Why didn't Jeremy just "punt" the configuration-based filtering (after discovering the issues) and instead create an ELMAH filter in code (i.e. programmatically)?

Well, I actually tried that approach, but I didn't get very far down that road before encountering another blocking issue.

As soon as I added a "using Elmah;" declaration to my code-behind file for Global.asax, I discovered the Elmah assembly is not signed. Since the "Caelum" assemblies (i.e. the code running TechnologyToolbox.com) are all signed with a strong name key, any assemblies explicitly referenced at build time must be signed as well.

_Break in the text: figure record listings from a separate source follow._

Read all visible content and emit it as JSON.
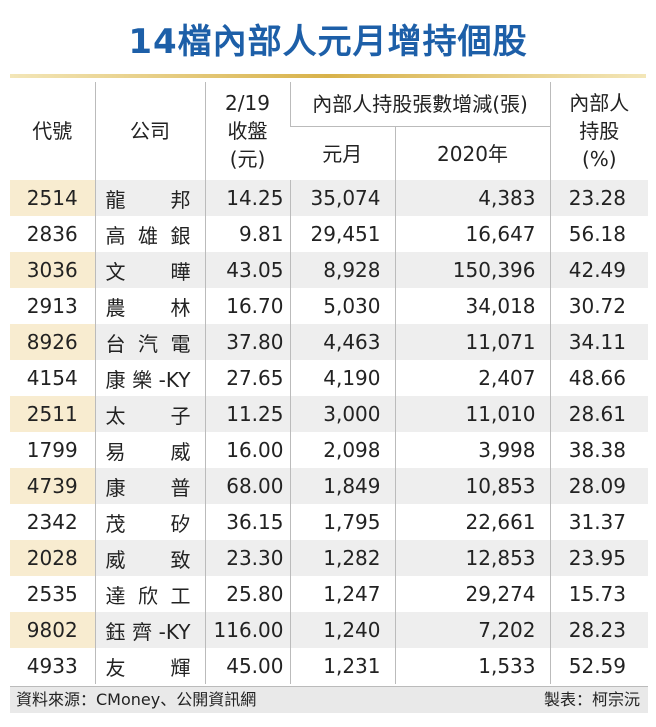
{
  "title": "14檔內部人元月增持個股",
  "table": {
    "header": {
      "code": "代號",
      "company": "公司",
      "close": [
        "2/19",
        "收盤",
        "(元)"
      ],
      "change_group": "內部人持股張數增減(張)",
      "jan": "元月",
      "y2020": "2020年",
      "holding": [
        "內部人",
        "持股",
        "(%)"
      ]
    },
    "rows": [
      [
        "2514",
        "龍邦",
        "14.25",
        "35,074",
        "4,383",
        "23.28"
      ],
      [
        "2836",
        "高雄銀",
        "9.81",
        "29,451",
        "16,647",
        "56.18"
      ],
      [
        "3036",
        "文曄",
        "43.05",
        "8,928",
        "150,396",
        "42.49"
      ],
      [
        "2913",
        "農林",
        "16.70",
        "5,030",
        "34,018",
        "30.72"
      ],
      [
        "8926",
        "台汽電",
        "37.80",
        "4,463",
        "11,071",
        "34.11"
      ],
      [
        "4154",
        "康樂-KY",
        "27.65",
        "4,190",
        "2,407",
        "48.66"
      ],
      [
        "2511",
        "太子",
        "11.25",
        "3,000",
        "11,010",
        "28.61"
      ],
      [
        "1799",
        "易威",
        "16.00",
        "2,098",
        "3,998",
        "38.38"
      ],
      [
        "4739",
        "康普",
        "68.00",
        "1,849",
        "10,853",
        "28.09"
      ],
      [
        "2342",
        "茂矽",
        "36.15",
        "1,795",
        "22,661",
        "31.37"
      ],
      [
        "2028",
        "威致",
        "23.30",
        "1,282",
        "12,853",
        "23.95"
      ],
      [
        "2535",
        "達欣工",
        "25.80",
        "1,247",
        "29,274",
        "15.73"
      ],
      [
        "9802",
        "鈺齊-KY",
        "116.00",
        "1,240",
        "7,202",
        "28.23"
      ],
      [
        "4933",
        "友輝",
        "45.00",
        "1,231",
        "1,533",
        "52.59"
      ]
    ]
  },
  "footer": {
    "source": "資料來源：CMoney、公開資訊網",
    "author": "製表：柯宗沅"
  }
}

Up to that point, I had gotten by using the unsigned Elmah.dll since it was previously referenced only in the Web.config file.

After a quick search of the issues list for ELMAH, I found issue 109 (Strong name the assembly). Shortly thereafter, I stumbled upon a discussion thread which, quite honestly, made my head hurt (in one of those morning after New Year's Eve sort of ways):

Warning

Click the link above at your own peril.

Since Microsoft recommends signing assemblies as a best practice (there's even an FxCop rule for it), I've been signing .NET assemblies for as long as I can remember (regardless of whether or not the assemblies need to be loaded into the GAC).

Not wanting to compile my own ELMAH assembly, I quickly retreated from trying to filter errors programmatically.

I do hope the whole NuGet "strong naming conundrum" gets solved (soon) -- but to be honest, I'm glad that I'm not involved in that mess ;-)

Personally, I'm sticking with my "Thou shalt sign all .NET assemblies" commandment (until someone can convince me otherwise).